Pas bien grand en effet : 13 m2 au fond d’une cour, remplis à craquer de petits marteaux, de chevilles, et d’autres morceaux de piano éparpillés. « Vous voyez cette corde, elle peut supporter une pression de 25 tonnes, un semi-remorque. Avec ça, les pécheurs se régalent, ça tient le coup pour les poissons », explique-t-il, amusé, tout en tournant sa clef sur les chevilles du piano pour trouver le la.

Accordeurs aveugles, un cliché ?

Fred Attal admire ses confrères non-voyants, il faut dire que la plupart le sont. « Certains font des prouesses que même les plus qualifiés ne font pas ».

Il n’a guère de contact avec les autres facteurs, hormis son fournisseur, et puis Monsieur Defougère, « le dernier réparateur de marteaux de piano en France. » « Mais c’est un métier à la fois solitaire et convivial, parce qu’on va chez les clients. »

M. Attal trouve le quartier « plutôt sympathique », mais ne fréquente que peu les habitants, « car son atelier ne donne pas sur la rue. » « C’était beaucoup moins cher que dans le 17e, mais là-bas, j’étais beaucoup plus implanté. »

Il joue distraitement un petit air de classique sur le piano qu’il n’a pas fini de réparer.

« C’est Chopin qui m’a fait entrer dans le métier ».

Il jouait tant qu’il pouvait pendant ses études de comptabilité et faisait quelques « petits boulots » pour se payer des leçons. Puis il a suivi un vieil accordeur qui l’a pris comme apprenti pendant 12 ans.
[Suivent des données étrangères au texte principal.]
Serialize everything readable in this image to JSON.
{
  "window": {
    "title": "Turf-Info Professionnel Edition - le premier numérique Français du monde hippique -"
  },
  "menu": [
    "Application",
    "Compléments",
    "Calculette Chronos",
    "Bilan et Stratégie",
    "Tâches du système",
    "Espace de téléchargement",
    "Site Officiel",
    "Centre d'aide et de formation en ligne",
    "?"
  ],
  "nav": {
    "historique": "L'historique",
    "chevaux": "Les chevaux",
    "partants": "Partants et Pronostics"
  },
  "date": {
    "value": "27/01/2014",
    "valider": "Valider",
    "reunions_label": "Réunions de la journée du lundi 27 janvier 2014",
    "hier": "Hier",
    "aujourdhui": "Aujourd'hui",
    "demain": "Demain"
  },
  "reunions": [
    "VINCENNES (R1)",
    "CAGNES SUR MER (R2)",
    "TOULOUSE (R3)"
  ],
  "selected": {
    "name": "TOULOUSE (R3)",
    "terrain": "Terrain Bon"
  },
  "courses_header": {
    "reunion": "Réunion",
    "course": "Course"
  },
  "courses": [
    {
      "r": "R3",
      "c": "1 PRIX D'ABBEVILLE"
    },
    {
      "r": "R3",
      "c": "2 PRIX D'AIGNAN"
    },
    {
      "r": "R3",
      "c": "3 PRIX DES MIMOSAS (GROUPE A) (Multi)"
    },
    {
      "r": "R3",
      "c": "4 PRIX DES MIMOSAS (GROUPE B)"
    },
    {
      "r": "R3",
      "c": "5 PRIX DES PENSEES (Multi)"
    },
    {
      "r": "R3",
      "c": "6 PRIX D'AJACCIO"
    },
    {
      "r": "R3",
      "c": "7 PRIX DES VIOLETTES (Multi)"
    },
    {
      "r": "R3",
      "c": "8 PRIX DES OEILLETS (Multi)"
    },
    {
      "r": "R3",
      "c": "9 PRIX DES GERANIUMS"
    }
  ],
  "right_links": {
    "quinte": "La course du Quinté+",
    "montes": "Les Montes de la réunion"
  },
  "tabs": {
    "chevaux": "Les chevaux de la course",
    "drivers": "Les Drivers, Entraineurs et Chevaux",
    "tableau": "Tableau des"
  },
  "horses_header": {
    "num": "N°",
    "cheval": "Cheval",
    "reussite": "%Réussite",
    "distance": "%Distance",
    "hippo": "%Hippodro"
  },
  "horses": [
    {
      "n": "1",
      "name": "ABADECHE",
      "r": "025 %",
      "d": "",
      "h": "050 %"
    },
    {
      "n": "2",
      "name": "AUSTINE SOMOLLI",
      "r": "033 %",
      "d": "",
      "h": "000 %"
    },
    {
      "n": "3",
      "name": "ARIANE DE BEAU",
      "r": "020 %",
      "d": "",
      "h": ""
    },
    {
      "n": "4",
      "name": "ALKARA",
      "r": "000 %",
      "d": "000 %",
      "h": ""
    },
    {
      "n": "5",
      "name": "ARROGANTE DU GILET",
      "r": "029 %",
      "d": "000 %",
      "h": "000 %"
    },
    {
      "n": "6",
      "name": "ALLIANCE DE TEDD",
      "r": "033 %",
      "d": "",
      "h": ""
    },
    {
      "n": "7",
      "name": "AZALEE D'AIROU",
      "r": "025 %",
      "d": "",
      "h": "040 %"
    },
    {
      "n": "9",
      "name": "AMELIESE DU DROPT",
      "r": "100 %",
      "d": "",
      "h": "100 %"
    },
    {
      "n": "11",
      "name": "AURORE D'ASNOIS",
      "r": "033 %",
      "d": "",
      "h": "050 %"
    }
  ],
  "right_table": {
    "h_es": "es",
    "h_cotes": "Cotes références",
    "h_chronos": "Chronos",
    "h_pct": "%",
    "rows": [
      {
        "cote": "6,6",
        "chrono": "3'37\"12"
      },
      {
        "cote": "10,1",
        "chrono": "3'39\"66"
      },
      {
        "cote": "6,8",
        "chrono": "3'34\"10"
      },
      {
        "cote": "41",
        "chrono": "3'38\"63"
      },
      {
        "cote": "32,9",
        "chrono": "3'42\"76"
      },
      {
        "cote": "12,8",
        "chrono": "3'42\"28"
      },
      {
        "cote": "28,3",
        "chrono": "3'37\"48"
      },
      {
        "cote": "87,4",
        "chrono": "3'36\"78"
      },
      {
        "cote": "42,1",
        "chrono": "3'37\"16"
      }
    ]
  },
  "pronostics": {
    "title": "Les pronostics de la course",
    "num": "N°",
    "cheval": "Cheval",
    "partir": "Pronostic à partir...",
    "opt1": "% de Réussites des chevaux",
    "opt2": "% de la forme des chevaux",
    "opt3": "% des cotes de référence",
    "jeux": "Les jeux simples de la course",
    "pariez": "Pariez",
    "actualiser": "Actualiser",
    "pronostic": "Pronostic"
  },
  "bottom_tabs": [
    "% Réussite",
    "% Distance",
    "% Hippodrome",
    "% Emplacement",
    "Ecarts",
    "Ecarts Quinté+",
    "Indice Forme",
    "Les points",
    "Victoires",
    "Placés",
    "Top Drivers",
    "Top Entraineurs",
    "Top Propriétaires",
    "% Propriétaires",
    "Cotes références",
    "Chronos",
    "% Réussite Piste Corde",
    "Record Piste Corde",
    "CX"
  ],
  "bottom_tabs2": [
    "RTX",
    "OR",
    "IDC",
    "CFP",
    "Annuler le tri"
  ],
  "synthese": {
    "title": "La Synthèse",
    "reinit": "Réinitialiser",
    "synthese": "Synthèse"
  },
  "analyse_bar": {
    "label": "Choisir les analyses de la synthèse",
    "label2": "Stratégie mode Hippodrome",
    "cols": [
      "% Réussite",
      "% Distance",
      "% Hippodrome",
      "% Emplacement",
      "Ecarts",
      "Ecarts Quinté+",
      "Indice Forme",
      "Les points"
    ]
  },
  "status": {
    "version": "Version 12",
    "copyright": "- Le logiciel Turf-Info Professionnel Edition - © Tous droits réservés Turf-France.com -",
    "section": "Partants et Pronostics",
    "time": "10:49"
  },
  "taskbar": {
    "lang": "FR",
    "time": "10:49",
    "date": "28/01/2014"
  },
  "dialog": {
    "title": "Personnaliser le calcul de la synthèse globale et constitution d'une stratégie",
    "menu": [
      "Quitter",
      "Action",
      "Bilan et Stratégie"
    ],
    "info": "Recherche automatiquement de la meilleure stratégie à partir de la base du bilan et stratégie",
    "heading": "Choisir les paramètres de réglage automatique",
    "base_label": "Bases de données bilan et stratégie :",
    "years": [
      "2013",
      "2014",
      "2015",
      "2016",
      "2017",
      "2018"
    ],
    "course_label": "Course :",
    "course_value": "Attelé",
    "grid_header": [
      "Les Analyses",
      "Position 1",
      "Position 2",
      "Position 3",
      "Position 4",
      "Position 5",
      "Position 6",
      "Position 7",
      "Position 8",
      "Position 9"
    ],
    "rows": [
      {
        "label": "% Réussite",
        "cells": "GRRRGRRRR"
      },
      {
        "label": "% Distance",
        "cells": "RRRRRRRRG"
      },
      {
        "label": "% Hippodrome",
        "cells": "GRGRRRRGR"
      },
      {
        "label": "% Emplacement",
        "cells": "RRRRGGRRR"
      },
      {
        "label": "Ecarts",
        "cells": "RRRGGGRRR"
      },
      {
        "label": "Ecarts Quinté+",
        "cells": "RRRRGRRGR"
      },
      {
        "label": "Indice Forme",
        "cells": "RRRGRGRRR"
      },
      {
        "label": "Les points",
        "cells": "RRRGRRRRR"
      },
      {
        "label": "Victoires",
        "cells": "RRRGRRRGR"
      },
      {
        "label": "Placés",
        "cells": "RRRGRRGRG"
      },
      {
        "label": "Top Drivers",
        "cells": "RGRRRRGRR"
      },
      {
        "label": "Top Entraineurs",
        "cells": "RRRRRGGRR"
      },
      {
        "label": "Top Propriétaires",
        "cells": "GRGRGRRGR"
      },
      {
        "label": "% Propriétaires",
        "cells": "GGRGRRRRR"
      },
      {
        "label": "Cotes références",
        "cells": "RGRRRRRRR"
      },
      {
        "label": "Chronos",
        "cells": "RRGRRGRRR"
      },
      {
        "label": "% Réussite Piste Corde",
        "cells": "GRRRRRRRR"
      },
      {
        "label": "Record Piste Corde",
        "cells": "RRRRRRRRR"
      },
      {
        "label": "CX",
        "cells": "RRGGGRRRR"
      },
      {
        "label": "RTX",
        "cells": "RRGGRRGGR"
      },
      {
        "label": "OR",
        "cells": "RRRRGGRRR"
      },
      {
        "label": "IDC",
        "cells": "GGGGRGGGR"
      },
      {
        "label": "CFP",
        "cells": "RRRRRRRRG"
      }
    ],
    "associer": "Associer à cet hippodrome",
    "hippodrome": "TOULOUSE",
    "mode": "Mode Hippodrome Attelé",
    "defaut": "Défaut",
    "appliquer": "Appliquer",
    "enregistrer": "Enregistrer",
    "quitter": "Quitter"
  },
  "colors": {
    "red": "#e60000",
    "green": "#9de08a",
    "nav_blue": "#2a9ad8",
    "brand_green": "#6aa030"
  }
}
Un « très bon accordeur » qui ne savait pourtant pas jouer un seul air de piano.

« Regardez mon Saint-Hubert », dit-il en désignant un petit casier en bois sur lequel sont entreposés quelques outils. « Il a 40 ans, je l’ai construit quand mon patron m’a pris en apprentissage. » Une tradition chez les facteurs de piano.

Maintenant, la concurrence est rude, les gros vendeurs de piano s’attirent tous les clients. Lui, il fait payer un accordage 70 euros « quand les gens marchandent », et parfois, quand ils n’ont vraiment pas d’argent, il le fait gratuit. « L’autre jour, un type m’a même payé en cartouches de cigarette ». Il touche quelques aides et s’occupe surtout de réparer le vieux piano à baïonnette de son fils. Il a traversé quelques années de déprime, « je passais mes journées au lit, à rien faire, puis j’ai découvert que j’avais du diabète », raconte-il.

Maintenant, il se soigne et ça va mieux. Il a retrouvé quelques clients réguliers avec lesquels il se garde bien de tomber en désaccord.